A case for a minimum alternative tax on revenues, not on profits
Few would believe that the International Monetary Fund’s (IMF) managing director, Christine Lagarde, would ever call for developing countries to increase taxation of multinational corporations. She has done exactly that in an op-ed in the Financial Times (‘An overhaul of the international tax system can wait no longer’, goo.gl/XanF8z).
“The public perception that large multinational companies pay little tax has led to political demands for urgent action… with good reason. The ease with which multinationals seem able to avoid tax, and the three-decade-long decline in corporate tax rates compromise faith in the fairness of the international system.
A New Paradigm
“The current situation is especially harmful to low-income countries, depriving them of much-needed revenue that would help them achieve higher economic growth, reduce poverty and meet the UN’s 2030 sustainable development goals… “…developing countries that are especially exposed to profit shifting and tax competition with limited alternatives for raising revenue. IMF analysis shows that non-OECD countries collectively lose about $200 bn in revenue a year, or about 1.3 per cent of gross domestic product, due to companies shifting profits to low-tax locations.”

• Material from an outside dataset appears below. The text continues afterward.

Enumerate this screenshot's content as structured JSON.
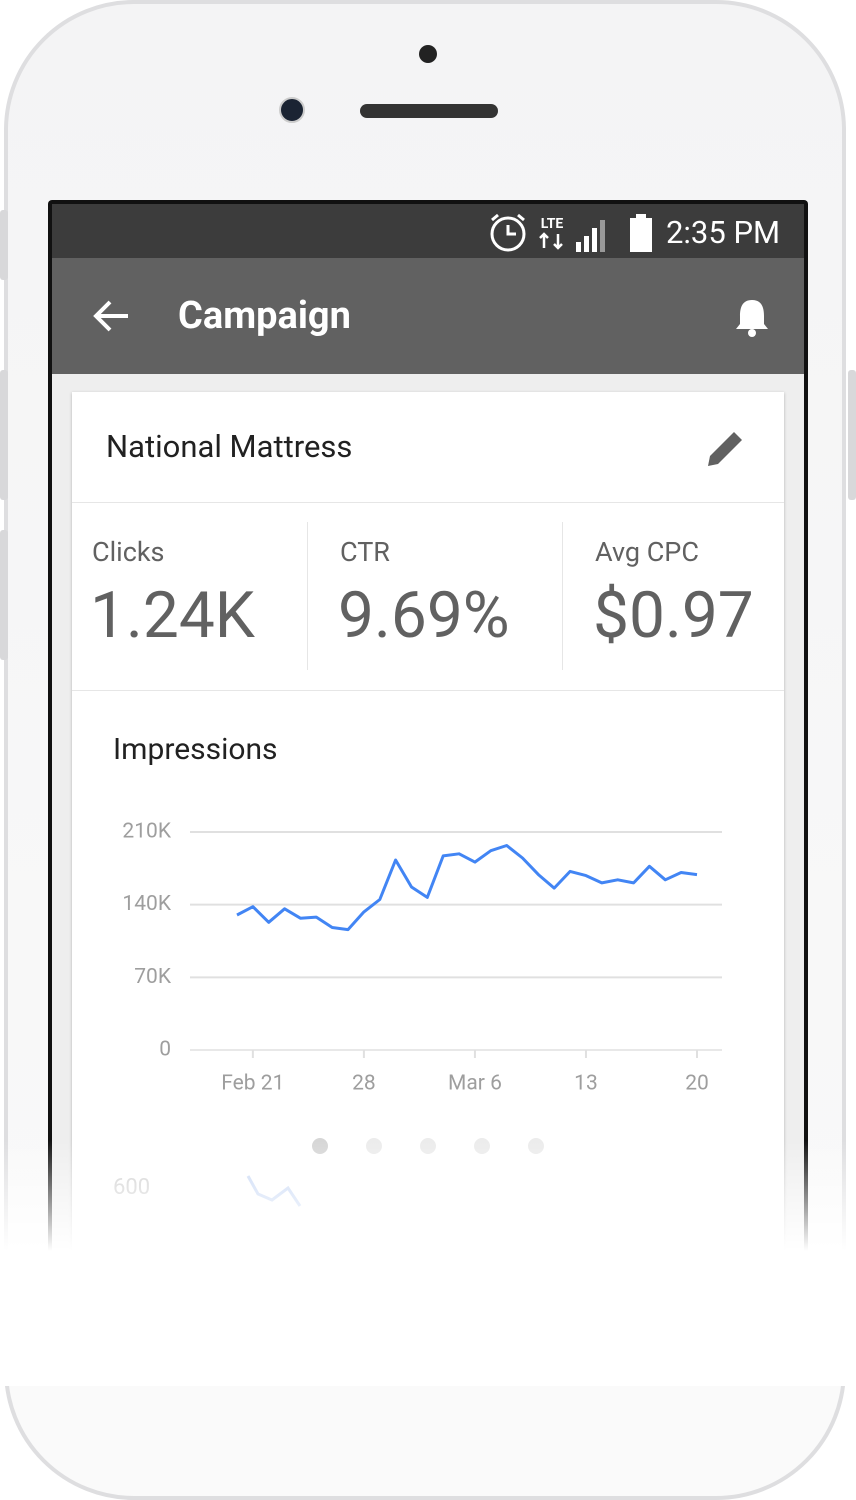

That is a devastating verdict. Lagarde adds, “An immediate impetus for an overhaul has been the rise of highly profitable technology-driven, digital-heavy business models. These rely to a great extent on intangible assets that are hard to value, such as patents or software. They also have less need for a physical presence to do business… these models highlight two outdated assumptions about the international tax system. First, that income and profits are necessarily linked to physical presence. And second, that transactions inside a complex corporate group can be valued based on an objective market benchmark.”
Three factors are at play. One is transfer pricing to shift most profits to low-profit jurisdictions (Luxembourg, Cayman Islands, Ireland). Most countries, including India, already have measures to check transfer pricing.

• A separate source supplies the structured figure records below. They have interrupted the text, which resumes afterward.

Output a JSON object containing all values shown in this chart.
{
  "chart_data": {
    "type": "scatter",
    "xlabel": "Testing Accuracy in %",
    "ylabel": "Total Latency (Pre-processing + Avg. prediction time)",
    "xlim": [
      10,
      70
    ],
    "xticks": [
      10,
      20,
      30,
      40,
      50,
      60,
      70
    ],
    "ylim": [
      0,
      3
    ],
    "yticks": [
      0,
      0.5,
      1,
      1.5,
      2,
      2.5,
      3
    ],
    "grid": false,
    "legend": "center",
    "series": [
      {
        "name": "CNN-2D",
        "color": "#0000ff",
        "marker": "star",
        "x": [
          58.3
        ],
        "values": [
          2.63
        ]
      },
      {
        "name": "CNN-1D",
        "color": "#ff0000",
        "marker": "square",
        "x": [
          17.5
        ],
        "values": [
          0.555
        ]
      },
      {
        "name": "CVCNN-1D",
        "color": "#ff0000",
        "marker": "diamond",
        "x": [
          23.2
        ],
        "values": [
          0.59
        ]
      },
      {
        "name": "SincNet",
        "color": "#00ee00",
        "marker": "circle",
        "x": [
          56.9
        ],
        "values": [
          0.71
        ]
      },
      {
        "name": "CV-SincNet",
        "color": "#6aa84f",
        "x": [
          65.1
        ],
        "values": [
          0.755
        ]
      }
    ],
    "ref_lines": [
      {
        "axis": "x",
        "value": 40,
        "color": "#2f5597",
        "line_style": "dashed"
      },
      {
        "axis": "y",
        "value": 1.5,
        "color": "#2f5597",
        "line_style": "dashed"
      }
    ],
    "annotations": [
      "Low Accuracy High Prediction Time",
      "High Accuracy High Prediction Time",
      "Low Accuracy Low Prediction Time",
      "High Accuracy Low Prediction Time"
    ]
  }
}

A second, very new phenomenon, is ultra-low interest rates created by massive quantitative easing by western central banks. This makes western capital artificially very cheap. That makes it economic for private equity to provide billions for ventures — mostly digital/ electronic ventures — that lose money for years while building market share by cutting prices below cost. Indian businesses call this ‘capital dumping’, using subsidised capital to gain market share at the expense of Indian rivals. Indian business calls for protection are usually shamelessly self-serving, but here they have a point.
Third, multinationals that nominally lose money in India nevertheless extract large sums through royalties and other fees. These payments are tax-deductible, increasing nominal losses in India even while facilitating a net outgo of cash. Worse, the accumulated losses in India, used to kill competition, can be set off against future profits, which will be made when local competitors have been killed and foreign suppliers can raise prices after acquiring dominant market share.

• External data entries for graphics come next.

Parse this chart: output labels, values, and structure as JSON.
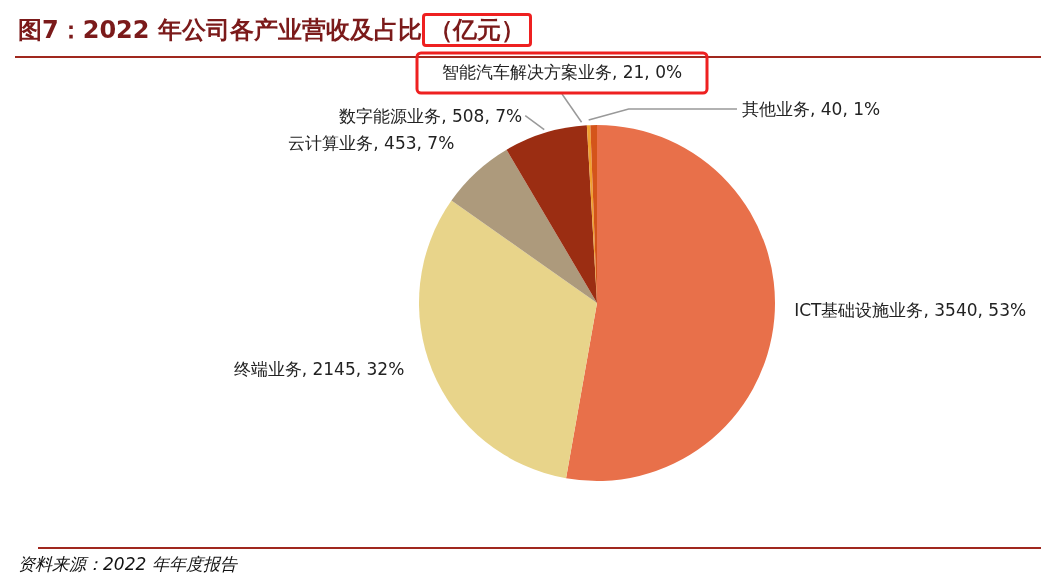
{
  "chart_data": {
    "type": "pie",
    "title": "图7：2022 年公司各产业营收及占比（亿元）",
    "categories": [
      "ICT基础设施业务",
      "终端业务",
      "云计算业务",
      "数字能源业务",
      "智能汽车解决方案业务",
      "其他业务"
    ],
    "values": [
      3540,
      2145,
      453,
      508,
      21,
      40
    ],
    "colors": [
      "#e8704a",
      "#e8d48a",
      "#ad9a7c",
      "#9b2d12",
      "#f0a030",
      "#d4541a"
    ],
    "value_labels": [
      "3540, 53%",
      "2145, 32%",
      "453, 7%",
      "508, 7%",
      "21, 0%",
      "40, 1%"
    ],
    "annotations": [
      "资料来源：2022 年年度报告"
    ],
    "legend": false
  }
}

Lagarde says one solution is some form of minimum tax. India’s existing minimum alternative tax (MAT) will not work in these cases since it applies only to profits, which are non-existent in cases of capital dumping and fee-extraction.
Change With the Times
The right alternative is to tax revenues, not profits. This, indeed, was once considered by the Donald Trump administration to check the diversion of profits to low-tax jurisdictions. A tax on revenue will apply even to loss-making companies, which in traditional economics would be unfair. But traditional economics has disappeared in the era of unicorns that are valued at billions of dollars even while losing enormous sums to build market share.
What would be a fair tax rate on revenue? MNCs like Hindustan Unilever, Procter & Gamble, Gillette and Colgate have profits before tax of 20-24% of sales. At a corporate tax rate of 25%, this translates into taxes equal to 5-6% of sales. A fair rate might be half that — 2.5-3% of revenue — for the new breed of MNCs like Amazon, Netflix and Walmart, which show enormous losses, and pay no tax.
Lagarde says, rightly, that countries must weigh the pros of collecting tax revenue against the cons of driving away foreign investment. India’s market size is so enormous that only small or niche players will be discouraged, and the big boys will invest even if India levies a modest 2.5% tax on revenues as a minimum alterative tax.
Can this be levied only on foreign companies and not Indian-owned ones? No. That would violate World Trade Organisation (WTO) rules mandating national treatment for foreign investors. Such a tax would badly hit small and medium enterprises that face structural impediments, because of which the government is trying to assist them. This dilemma can be overcome by setting a high threshold of, say, ₹100 crore of revenue for the application of this tax.
Paying such a tax will be illogical for large Indian companies with revenues of over ₹100 crore that are bust and have defaulted on loans. Perhaps companies referred to the National Company Law Tribunal (NCLT) for defaulting can be exempted from the tax on revenue. None of the ‘capital dumpers’ will default on loans. For them, losses are a strategy, not a problem.
The issue needs further debate to finalise the details. But it is surely an idea whose time has come.